Choreographing couch and collimator in volumetric modulated arc therapy.
Academic Article
Overview
abstract
PURPOSE: To design and optimize trajectory-based, noncoplanar subarcs for volumetric modulated arc therapy (VMAT) deliverable on both Varian TrueBEAM system and traditional accelerators; and to investigate their potential advantages for treating central nervous system (CNS) tumors. METHODS AND MATERIALS: To guide the computerized selection of beam trajectories consisting of simultaneous couch, gantry, and collimator motion, a score function was implemented to estimate the geometric overlap between targets and organs at risk for each couch/gantry angle combination. An initial set of beam orientations is obtained as a function of couch and gantry angle, according to a minimum search of the score function excluding zones of collision. This set is grouped into multiple continuous and extended subarcs subject to mechanical limitations using a hierarchical clustering algorithm. After determination of couch/gantry trajectories, a principal component analysis finds the collimator angle at each beam orientation that minimizes residual target-organ at risk overlaps.

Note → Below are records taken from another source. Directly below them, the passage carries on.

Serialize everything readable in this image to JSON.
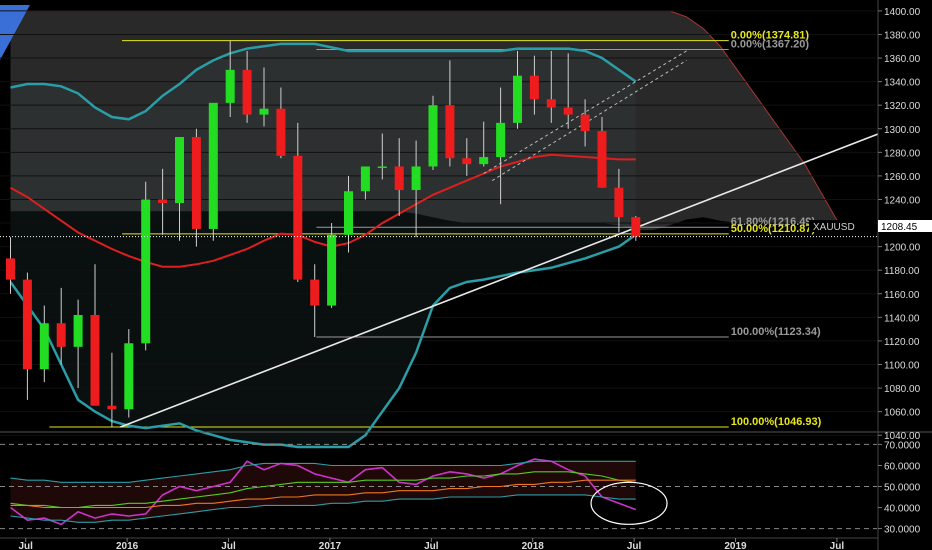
{
  "symbol": "XAUUSD",
  "last_price": "1208.45",
  "colors": {
    "background": "#000000",
    "bull": "#22dd22",
    "bear": "#ee1c1c",
    "bollinger": "#2a9da6",
    "ma": "#dd1f1f",
    "fib_yellow": "#e6e61a",
    "fib_gray": "#9a9a9a",
    "rsi": "#cc33cc",
    "cloud": "#4a4a4a"
  },
  "chart_data": [
    {
      "type": "candlestick",
      "title": "",
      "ylim": [
        1030,
        1405
      ],
      "y_ticks": [
        "1400.00",
        "1380.00",
        "1360.00",
        "1340.00",
        "1320.00",
        "1300.00",
        "1280.00",
        "1260.00",
        "1240.00",
        "1220.00",
        "1200.00",
        "1180.00",
        "1160.00",
        "1140.00",
        "1120.00",
        "1100.00",
        "1080.00",
        "1060.00",
        "1040.00"
      ],
      "y_tick_values": [
        1400,
        1380,
        1360,
        1340,
        1320,
        1300,
        1280,
        1260,
        1240,
        1220,
        1200,
        1180,
        1160,
        1140,
        1120,
        1100,
        1080,
        1060,
        1040
      ],
      "x_ticks": [
        "Jul",
        "2016",
        "Jul",
        "2017",
        "Jul",
        "2018",
        "Jul",
        "2019",
        "Jul"
      ],
      "x_tick_index": [
        0.9,
        6.9,
        12.9,
        18.9,
        24.9,
        30.9,
        36.9,
        42.9,
        48.9
      ],
      "candles": [
        {
          "o": 1190,
          "h": 1208,
          "l": 1160,
          "c": 1172
        },
        {
          "o": 1172,
          "h": 1178,
          "l": 1070,
          "c": 1096
        },
        {
          "o": 1096,
          "h": 1150,
          "l": 1085,
          "c": 1135
        },
        {
          "o": 1135,
          "h": 1165,
          "l": 1100,
          "c": 1115
        },
        {
          "o": 1115,
          "h": 1155,
          "l": 1080,
          "c": 1142
        },
        {
          "o": 1142,
          "h": 1185,
          "l": 1100,
          "c": 1065
        },
        {
          "o": 1065,
          "h": 1110,
          "l": 1046.93,
          "c": 1062
        },
        {
          "o": 1062,
          "h": 1130,
          "l": 1055,
          "c": 1118
        },
        {
          "o": 1118,
          "h": 1255,
          "l": 1112,
          "c": 1240
        },
        {
          "o": 1240,
          "h": 1266,
          "l": 1210,
          "c": 1237
        },
        {
          "o": 1237,
          "h": 1272,
          "l": 1205,
          "c": 1293
        },
        {
          "o": 1293,
          "h": 1300,
          "l": 1200,
          "c": 1215
        },
        {
          "o": 1215,
          "h": 1305,
          "l": 1205,
          "c": 1322
        },
        {
          "o": 1322,
          "h": 1374.81,
          "l": 1310,
          "c": 1350
        },
        {
          "o": 1350,
          "h": 1366,
          "l": 1305,
          "c": 1312
        },
        {
          "o": 1312,
          "h": 1352,
          "l": 1302,
          "c": 1317
        },
        {
          "o": 1317,
          "h": 1335,
          "l": 1275,
          "c": 1277
        },
        {
          "o": 1277,
          "h": 1305,
          "l": 1170,
          "c": 1172
        },
        {
          "o": 1172,
          "h": 1185,
          "l": 1123.34,
          "c": 1150
        },
        {
          "o": 1150,
          "h": 1220,
          "l": 1148,
          "c": 1210
        },
        {
          "o": 1210,
          "h": 1260,
          "l": 1195,
          "c": 1247
        },
        {
          "o": 1247,
          "h": 1268,
          "l": 1240,
          "c": 1268
        },
        {
          "o": 1268,
          "h": 1296,
          "l": 1257,
          "c": 1268
        },
        {
          "o": 1268,
          "h": 1292,
          "l": 1226,
          "c": 1248
        },
        {
          "o": 1248,
          "h": 1290,
          "l": 1208,
          "c": 1268
        },
        {
          "o": 1268,
          "h": 1328,
          "l": 1265,
          "c": 1320
        },
        {
          "o": 1320,
          "h": 1358,
          "l": 1268,
          "c": 1275
        },
        {
          "o": 1275,
          "h": 1292,
          "l": 1260,
          "c": 1270
        },
        {
          "o": 1270,
          "h": 1306,
          "l": 1268,
          "c": 1276
        },
        {
          "o": 1276,
          "h": 1335,
          "l": 1236,
          "c": 1305
        },
        {
          "o": 1305,
          "h": 1366,
          "l": 1300,
          "c": 1345
        },
        {
          "o": 1345,
          "h": 1362,
          "l": 1312,
          "c": 1325
        },
        {
          "o": 1325,
          "h": 1366,
          "l": 1305,
          "c": 1318
        },
        {
          "o": 1318,
          "h": 1364,
          "l": 1300,
          "c": 1312
        },
        {
          "o": 1312,
          "h": 1325,
          "l": 1285,
          "c": 1298
        },
        {
          "o": 1298,
          "h": 1310,
          "l": 1250,
          "c": 1250
        },
        {
          "o": 1250,
          "h": 1266,
          "l": 1212,
          "c": 1225
        },
        {
          "o": 1225,
          "h": 1226,
          "l": 1205,
          "c": 1208.45
        }
      ],
      "ma": [
        1250,
        1242,
        1232,
        1222,
        1212,
        1205,
        1198,
        1192,
        1187,
        1183,
        1183,
        1185,
        1188,
        1193,
        1198,
        1205,
        1211,
        1210,
        1204,
        1200,
        1203,
        1210,
        1220,
        1228,
        1236,
        1244,
        1250,
        1256,
        1262,
        1268,
        1272,
        1276,
        1278,
        1277,
        1276,
        1275,
        1274,
        1274
      ],
      "bb_upper": [
        1335,
        1338,
        1338,
        1336,
        1330,
        1318,
        1310,
        1308,
        1315,
        1328,
        1338,
        1350,
        1358,
        1364,
        1368,
        1370,
        1372,
        1372,
        1372,
        1369,
        1366,
        1366,
        1366,
        1366,
        1366,
        1366,
        1366,
        1366,
        1366,
        1366,
        1368,
        1368,
        1368,
        1368,
        1366,
        1360,
        1350,
        1340
      ],
      "bb_lower": [
        1170,
        1150,
        1130,
        1100,
        1070,
        1060,
        1052,
        1048,
        1046,
        1048,
        1050,
        1044,
        1040,
        1036,
        1034,
        1032,
        1032,
        1030,
        1030,
        1030,
        1030,
        1040,
        1060,
        1080,
        1110,
        1150,
        1165,
        1170,
        1172,
        1175,
        1178,
        1180,
        1182,
        1186,
        1190,
        1195,
        1200,
        1210
      ],
      "cloud_upper": [
        1400,
        1400,
        1400,
        1400,
        1400,
        1400,
        1400,
        1400,
        1400,
        1400,
        1400,
        1400,
        1400,
        1400,
        1400,
        1400,
        1400,
        1400,
        1400,
        1400,
        1400,
        1400,
        1400,
        1400,
        1400,
        1400,
        1400,
        1400,
        1400,
        1400,
        1400,
        1400,
        1400,
        1400,
        1400,
        1400,
        1400,
        1400,
        1400,
        1400,
        1395,
        1385,
        1370,
        1350,
        1330,
        1310,
        1290,
        1270,
        1245,
        1220
      ],
      "cloud_lower": [
        1230,
        1230,
        1230,
        1230,
        1230,
        1230,
        1230,
        1230,
        1230,
        1230,
        1230,
        1230,
        1230,
        1230,
        1230,
        1230,
        1230,
        1230,
        1230,
        1230,
        1230,
        1230,
        1230,
        1230,
        1228,
        1225,
        1222,
        1220,
        1220,
        1220,
        1220,
        1220,
        1220,
        1220,
        1220,
        1220,
        1218,
        1214,
        1214,
        1218,
        1223,
        1225,
        1222,
        1220,
        1220,
        1220,
        1220,
        1220,
        1218,
        1218
      ],
      "fib_levels": [
        {
          "label": "0.00%(1374.81)",
          "value": 1374.81,
          "color": "#e6e61a",
          "x0": 6.6,
          "x1": 42.5
        },
        {
          "label": "0.00%(1367.20)",
          "value": 1367.2,
          "color": "#9a9a9a",
          "x0": 18.1,
          "x1": 42.5
        },
        {
          "label": "61.80%(1216.49)",
          "value": 1216.49,
          "color": "#9a9a9a",
          "x0": 18.1,
          "x1": 42.5
        },
        {
          "label": "50.00%(1210.87)",
          "value": 1210.87,
          "color": "#e6e61a",
          "x0": 6.6,
          "x1": 42.5
        },
        {
          "label": "100.00%(1123.34)",
          "value": 1123.34,
          "color": "#9a9a9a",
          "x0": 18.1,
          "x1": 42.5
        },
        {
          "label": "100.00%(1046.93)",
          "value": 1046.93,
          "color": "#e6e61a",
          "x0": 2.3,
          "x1": 42.5
        }
      ],
      "trendline": {
        "from": {
          "i": 6.5,
          "v": 1046.93
        },
        "to": {
          "i": 57,
          "v": 1327
        }
      },
      "channel_dashed": [
        {
          "from": {
            "i": 28.0,
            "v": 1262
          },
          "to": {
            "i": 40.0,
            "v": 1366
          }
        },
        {
          "from": {
            "i": 28.5,
            "v": 1256
          },
          "to": {
            "i": 40.0,
            "v": 1358
          }
        }
      ]
    },
    {
      "type": "line",
      "title": "",
      "ylim": [
        26,
        74
      ],
      "y_ticks": [
        "70.0000",
        "60.0000",
        "50.0000",
        "40.0000",
        "30.0000"
      ],
      "y_tick_values": [
        70,
        60,
        50,
        40,
        30
      ],
      "dashed_levels": [
        70,
        50,
        30
      ],
      "series": [
        {
          "color": "#cc33cc",
          "values": [
            40,
            34,
            35,
            32,
            38,
            35,
            37,
            36,
            37,
            46,
            50,
            48,
            50,
            52,
            62,
            58,
            61,
            60,
            56,
            54,
            52,
            58,
            59,
            52,
            51,
            55,
            57,
            56,
            54,
            56,
            60,
            63,
            62,
            58,
            55,
            45,
            42,
            39
          ]
        },
        {
          "color": "#55cc22",
          "values": [
            42,
            41,
            41,
            40,
            40,
            41,
            41,
            42,
            42,
            43,
            44,
            45,
            46,
            47,
            49,
            50,
            51,
            52,
            52,
            52,
            52,
            53,
            53,
            53,
            53,
            54,
            54,
            55,
            55,
            56,
            56,
            57,
            57,
            57,
            56,
            55,
            53,
            52
          ]
        },
        {
          "color": "#ee7722",
          "values": [
            41,
            41,
            40,
            40,
            40,
            40,
            40,
            40,
            40,
            41,
            41,
            42,
            42,
            43,
            44,
            44,
            45,
            45,
            46,
            46,
            46,
            47,
            47,
            48,
            48,
            48,
            49,
            49,
            50,
            50,
            51,
            51,
            52,
            52,
            53,
            53,
            53,
            53
          ]
        },
        {
          "color": "#2a9da6",
          "values": [
            36,
            35,
            34,
            34,
            33,
            33,
            34,
            34,
            35,
            36,
            37,
            38,
            39,
            40,
            40,
            41,
            41,
            41,
            41,
            42,
            42,
            43,
            43,
            44,
            44,
            44,
            45,
            45,
            45,
            45,
            46,
            46,
            46,
            46,
            46,
            45,
            44,
            44
          ]
        },
        {
          "color": "#2a9da6",
          "values": [
            54,
            53,
            53,
            52,
            52,
            52,
            52,
            52,
            53,
            54,
            55,
            56,
            57,
            58,
            60,
            61,
            61,
            61,
            61,
            60,
            60,
            60,
            60,
            60,
            60,
            60,
            60,
            60,
            60,
            60,
            61,
            62,
            62,
            62,
            62,
            62,
            62,
            62
          ]
        }
      ],
      "highlight_circle": {
        "i": 36.6,
        "v": 42
      }
    }
  ]
}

An in-house VMAT optimization algorithm determines the optimal multileaf collimator position and monitor units for control points within each subarc. A retrospective study of 10 CNS patients compares the proposed method of VMAT trajectory with dynamic gantry, leaves, couch, and collimator motion (Tra-VMAT); a standard noncoplanar VMAT with no couch/collimator motion within subarcs (Std-VMAT); and noncoplanar intensity-modulated radiotherapy (IMRT) plans that were clinically used. RESULTS: Tra-VMAT provided improved target dose conformality and lowered maximum dose to brainstem, optic nerves, and chiasm by 7.7%, 1.1%, 2.3%, and 1.7%, respectively, compared with Std-VMAT. Tra-VMAT provided higher planning target volume minimum dose and reduced maximum dose to chiasm, optic nerves, and cochlea by 6.2%, 1.3%, 6.3%, and 8.4%, respectively, and reduced cochlea mean dose by 8.7%, compared with IMRT. Tra-VMAT averaged beam-on time was comparable to Std-VMAT but significantly (45%) less than IMRT. CONCLUSION: Optimized couch, gantry, and collimator trajectories may be integrated into VMAT with improved mechanical flexibility and may provide better dosimetric properties and improved efficiency in the treatment of CNS tumors.